Tal atitude é fiel à decisão, tomada desde jovem, de se dedicar indistintamente aos necessitados, algo que não percebia na faculdade. “Éramos treinados no atendimento de pessoas pobres para ganhar experiência e acesso às de maior poder aquisitivo”, escreve no livro. “A consequência nefasta dessa forma de preparação era a formação de profissionais que tratavam com descaso os classificados como ‘indigentes’, enquanto bajulavam pacientes e familiares mais influentes. De um lado, a postura autoritária, impositiva; de outro, a submissa. As duas faces de uma mesma moeda.”

Diante de tal situação, Drauzio buscou caminhos alternativos, correndo até riscos – como no caso de um paciente cujo tratamento de câncer de pele estava ameaçado pela dificuldade de importação do medicamento necessário, a BCG injetável. Depois de um mês sem conseguir o remédio, Drauzio tomou uma decisão: ministraria BCG na sua forma oral, algo nunca testado antes. “Foi um dos momentos mais tensos de minha carreira”, recorda-se o médico, cujo sucesso foi documentado na revista internacional Cancer, a mais importante da especialidade.

Ser uma figura conhecida, aliás, é resultado de um processo de aceitação que começou precisamente em 1983, quando a epidemia da aids se alastrava pelo Brasil. Naquele ano, como a população não era informada sobre a prevenção necessária, Drauzio deu uma entrevista à rádio Jovem Pan sobre os cuidados mais urgentes.

Ao descobrir, porém, que a entrevista foi fatiada e reproduzida aos pedaços durante várias vezes na programação da emissora, Drauzio ligou para o então diretor de jornalismo, Fernando Vieira de Mello, que era seu amigo, reclamando de que aquilo iria deixá-lo mal-afamado entre outros médicos. A frase que ouviu foi decisiva para que descobrisse como os meios de comunicação são fundamentais na propagação de notícias necessárias: “Você precisa decidir se quer ajudar a população a evitar a doença ou ficar bem com seus colegas”.

Desde então, a imagem de Drauzio tornou-se conhecida e consolidada como símbolo de confiabilidade médica, participando de debates e de programas de TV. “Meu interesse é divulgar a importância da prevenção de doenças, pois evitaria essa lotação de hospitais e postos de saúde. Tratar de doentes é muito mais caro do que prevenir.”
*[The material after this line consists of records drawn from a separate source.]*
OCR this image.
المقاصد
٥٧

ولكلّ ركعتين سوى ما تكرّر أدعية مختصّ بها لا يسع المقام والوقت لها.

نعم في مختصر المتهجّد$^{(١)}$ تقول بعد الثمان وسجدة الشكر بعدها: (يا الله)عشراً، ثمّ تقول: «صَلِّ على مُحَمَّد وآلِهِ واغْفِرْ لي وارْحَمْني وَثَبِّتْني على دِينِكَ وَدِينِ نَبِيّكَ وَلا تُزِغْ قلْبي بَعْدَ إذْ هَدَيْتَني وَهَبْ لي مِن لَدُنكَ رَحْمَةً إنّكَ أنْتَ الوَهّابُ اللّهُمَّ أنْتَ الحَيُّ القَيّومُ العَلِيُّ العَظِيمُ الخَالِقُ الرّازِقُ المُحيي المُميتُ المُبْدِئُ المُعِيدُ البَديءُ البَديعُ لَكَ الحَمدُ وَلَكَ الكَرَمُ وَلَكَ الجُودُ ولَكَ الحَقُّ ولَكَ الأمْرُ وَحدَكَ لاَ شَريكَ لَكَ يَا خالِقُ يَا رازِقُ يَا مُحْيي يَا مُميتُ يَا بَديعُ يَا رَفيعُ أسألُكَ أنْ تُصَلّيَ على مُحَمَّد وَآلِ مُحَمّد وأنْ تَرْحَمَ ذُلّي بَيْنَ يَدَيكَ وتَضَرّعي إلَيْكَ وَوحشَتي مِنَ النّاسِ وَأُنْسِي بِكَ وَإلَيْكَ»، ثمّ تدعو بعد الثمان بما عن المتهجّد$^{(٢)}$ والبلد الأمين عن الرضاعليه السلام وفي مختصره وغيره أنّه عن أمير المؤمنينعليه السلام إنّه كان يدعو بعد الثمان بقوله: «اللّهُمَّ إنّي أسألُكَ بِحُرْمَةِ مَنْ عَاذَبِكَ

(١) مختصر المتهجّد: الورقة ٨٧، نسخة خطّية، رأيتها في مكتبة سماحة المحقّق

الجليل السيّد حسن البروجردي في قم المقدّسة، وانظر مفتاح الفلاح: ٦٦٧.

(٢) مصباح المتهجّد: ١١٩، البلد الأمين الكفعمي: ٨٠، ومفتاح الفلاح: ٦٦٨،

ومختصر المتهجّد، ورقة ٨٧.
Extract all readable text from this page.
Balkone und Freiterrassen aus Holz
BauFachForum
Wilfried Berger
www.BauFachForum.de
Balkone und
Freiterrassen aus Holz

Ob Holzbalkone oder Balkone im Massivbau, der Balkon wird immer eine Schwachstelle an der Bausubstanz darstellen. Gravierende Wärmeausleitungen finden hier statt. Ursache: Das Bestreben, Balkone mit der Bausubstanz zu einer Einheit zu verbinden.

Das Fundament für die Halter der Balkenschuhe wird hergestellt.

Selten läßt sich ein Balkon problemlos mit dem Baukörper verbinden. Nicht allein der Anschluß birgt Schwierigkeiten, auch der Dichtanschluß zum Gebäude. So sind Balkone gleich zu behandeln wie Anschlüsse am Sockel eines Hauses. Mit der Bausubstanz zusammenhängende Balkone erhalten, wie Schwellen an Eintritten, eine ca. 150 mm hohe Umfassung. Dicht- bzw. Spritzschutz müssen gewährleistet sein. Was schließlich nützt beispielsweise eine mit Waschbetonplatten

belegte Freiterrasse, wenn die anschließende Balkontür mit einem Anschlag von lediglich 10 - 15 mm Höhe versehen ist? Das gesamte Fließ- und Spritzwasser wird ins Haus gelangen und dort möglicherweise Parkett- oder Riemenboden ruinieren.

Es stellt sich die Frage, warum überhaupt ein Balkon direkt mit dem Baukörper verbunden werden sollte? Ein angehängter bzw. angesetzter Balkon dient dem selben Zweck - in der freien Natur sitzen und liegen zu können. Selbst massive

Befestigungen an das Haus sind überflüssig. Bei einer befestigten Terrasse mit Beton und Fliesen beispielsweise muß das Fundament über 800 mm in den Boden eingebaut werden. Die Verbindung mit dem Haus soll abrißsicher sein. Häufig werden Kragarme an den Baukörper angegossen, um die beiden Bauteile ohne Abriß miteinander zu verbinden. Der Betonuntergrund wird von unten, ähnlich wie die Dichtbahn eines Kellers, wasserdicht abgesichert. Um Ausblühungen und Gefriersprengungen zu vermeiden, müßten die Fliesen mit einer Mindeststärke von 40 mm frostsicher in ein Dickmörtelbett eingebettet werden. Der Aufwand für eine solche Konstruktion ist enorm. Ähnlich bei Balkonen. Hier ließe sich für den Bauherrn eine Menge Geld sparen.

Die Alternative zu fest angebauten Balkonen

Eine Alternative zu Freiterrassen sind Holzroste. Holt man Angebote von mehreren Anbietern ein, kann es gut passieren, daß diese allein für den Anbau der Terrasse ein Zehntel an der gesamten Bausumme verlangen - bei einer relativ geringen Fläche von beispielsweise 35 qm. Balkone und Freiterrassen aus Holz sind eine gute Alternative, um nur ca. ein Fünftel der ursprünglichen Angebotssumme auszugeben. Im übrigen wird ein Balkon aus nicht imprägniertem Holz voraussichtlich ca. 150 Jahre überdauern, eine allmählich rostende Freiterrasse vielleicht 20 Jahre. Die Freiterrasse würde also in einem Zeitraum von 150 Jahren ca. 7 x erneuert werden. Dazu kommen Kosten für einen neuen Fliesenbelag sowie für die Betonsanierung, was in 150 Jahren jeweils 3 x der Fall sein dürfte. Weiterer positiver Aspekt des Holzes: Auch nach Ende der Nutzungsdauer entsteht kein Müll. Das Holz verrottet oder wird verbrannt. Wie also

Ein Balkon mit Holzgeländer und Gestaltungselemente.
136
Defensor ardoroso do Sistema Único de Saúde, o SUS (“Sua criação foi a maior revolução da medicina brasileira, algo amplamente reconhecido no exterior”), Drauzio é fascinado pela ciência, especialmente pelas descobertas que, embora simples, trazem enormes benefícios. “O soro caseiro, por exemplo, criado pelo austríaco Norbert Hirschhorn, é o avanço médico mais importante do século 20, responsável por evitar a morte de milhares de pessoas.”

O médico que corre diariamente no elevado João Goulart quando ainda está fechado para o tráfego, como treinamento para as maratonas que disputa com frequência, é também admirador da função terapêutica da arte. “A cultura te leva a níveis superiores do conhecimento”, reflete ele, admirador especialmente da literatura russa. “As paixões humanas, como em Ana Karenina, são apresentadas em maior profundidade. E os russos têm mais paciência na descrição dos personagens, o que me interessa como médico.”

As informações são do jornal O Estado de S. Paulo.